French government and oil-interests
Commentators also agree that the sale of the “Louvre” as a brand apparently has been decided at top level in the French government and that the directors at Louvre were totally bypassed in the decision process. Accordingly it is expected that the sale will go through in spite of the massive protests currently underway among the French cultural elite. Too many international oil-interests are at stake. Le Monde has somehow gotten hold of the contract that presumably will be signed in the end of January.  According to the contract the French museums involved shall furnish the Arabian museum with four temporary expositions and approximately 300 pieces on permanent loan for ten years. The 300 pieces will be recycled at least every second year. The new museum will be universal and artefacts shall stem from all the collections of the national French Museums. The money is supposedly to go to the French government and only to some extent be used for conservational projects.

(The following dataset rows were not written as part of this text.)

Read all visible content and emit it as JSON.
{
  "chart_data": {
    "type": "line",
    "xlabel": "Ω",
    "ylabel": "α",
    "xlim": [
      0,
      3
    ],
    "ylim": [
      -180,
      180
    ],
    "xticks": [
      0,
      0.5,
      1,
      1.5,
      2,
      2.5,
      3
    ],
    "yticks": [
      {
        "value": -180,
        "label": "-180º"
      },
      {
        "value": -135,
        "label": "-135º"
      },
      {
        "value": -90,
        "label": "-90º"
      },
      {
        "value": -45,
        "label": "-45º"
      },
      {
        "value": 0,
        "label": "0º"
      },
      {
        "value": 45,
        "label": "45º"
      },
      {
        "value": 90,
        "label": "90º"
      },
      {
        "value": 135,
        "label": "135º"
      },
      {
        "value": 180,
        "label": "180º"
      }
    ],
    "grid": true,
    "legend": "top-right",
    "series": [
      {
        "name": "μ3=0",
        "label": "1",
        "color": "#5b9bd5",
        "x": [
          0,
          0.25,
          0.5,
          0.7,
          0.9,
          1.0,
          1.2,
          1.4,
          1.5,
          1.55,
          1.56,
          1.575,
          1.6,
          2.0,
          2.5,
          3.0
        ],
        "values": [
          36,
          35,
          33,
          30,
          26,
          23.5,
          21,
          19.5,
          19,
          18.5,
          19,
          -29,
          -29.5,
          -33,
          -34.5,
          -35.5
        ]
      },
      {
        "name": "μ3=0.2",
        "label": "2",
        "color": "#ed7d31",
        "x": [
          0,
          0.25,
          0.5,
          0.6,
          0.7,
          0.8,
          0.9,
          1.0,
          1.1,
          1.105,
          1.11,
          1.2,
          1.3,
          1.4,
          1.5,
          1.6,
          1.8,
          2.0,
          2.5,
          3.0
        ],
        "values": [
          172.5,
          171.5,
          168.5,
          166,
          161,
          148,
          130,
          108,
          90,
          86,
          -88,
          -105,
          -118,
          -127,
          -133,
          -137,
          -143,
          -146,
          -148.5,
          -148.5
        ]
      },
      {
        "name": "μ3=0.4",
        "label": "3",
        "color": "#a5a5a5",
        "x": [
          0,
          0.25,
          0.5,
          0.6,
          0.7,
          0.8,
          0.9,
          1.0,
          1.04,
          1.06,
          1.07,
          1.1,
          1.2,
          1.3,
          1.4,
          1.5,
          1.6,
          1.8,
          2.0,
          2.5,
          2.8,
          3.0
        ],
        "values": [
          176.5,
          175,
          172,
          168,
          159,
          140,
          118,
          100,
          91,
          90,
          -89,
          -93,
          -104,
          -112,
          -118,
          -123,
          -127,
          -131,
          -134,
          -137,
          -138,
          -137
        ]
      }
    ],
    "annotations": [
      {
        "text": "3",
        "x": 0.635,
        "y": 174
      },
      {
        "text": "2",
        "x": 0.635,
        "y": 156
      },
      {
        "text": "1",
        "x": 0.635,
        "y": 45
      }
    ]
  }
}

Who do art collections belong to
The issue is however interesting. Do art collections exclusively belong to the nations where they more or less by chance ended up? Or do they belong to our common human heritage? How do we secure access to them?  Is that done by relocating them to exotic tourist locations characterised in the promotional material as playgrounds for the rich and mighty including berthing for boats, boutique hotels, luxury apartments plus a mediatheque, an oceanarium, a Maritime Museum, a National Museum, a Modern Art Museum and a “Louvre”? Or should one rather disperse the collections in a number of locations throughout the nation?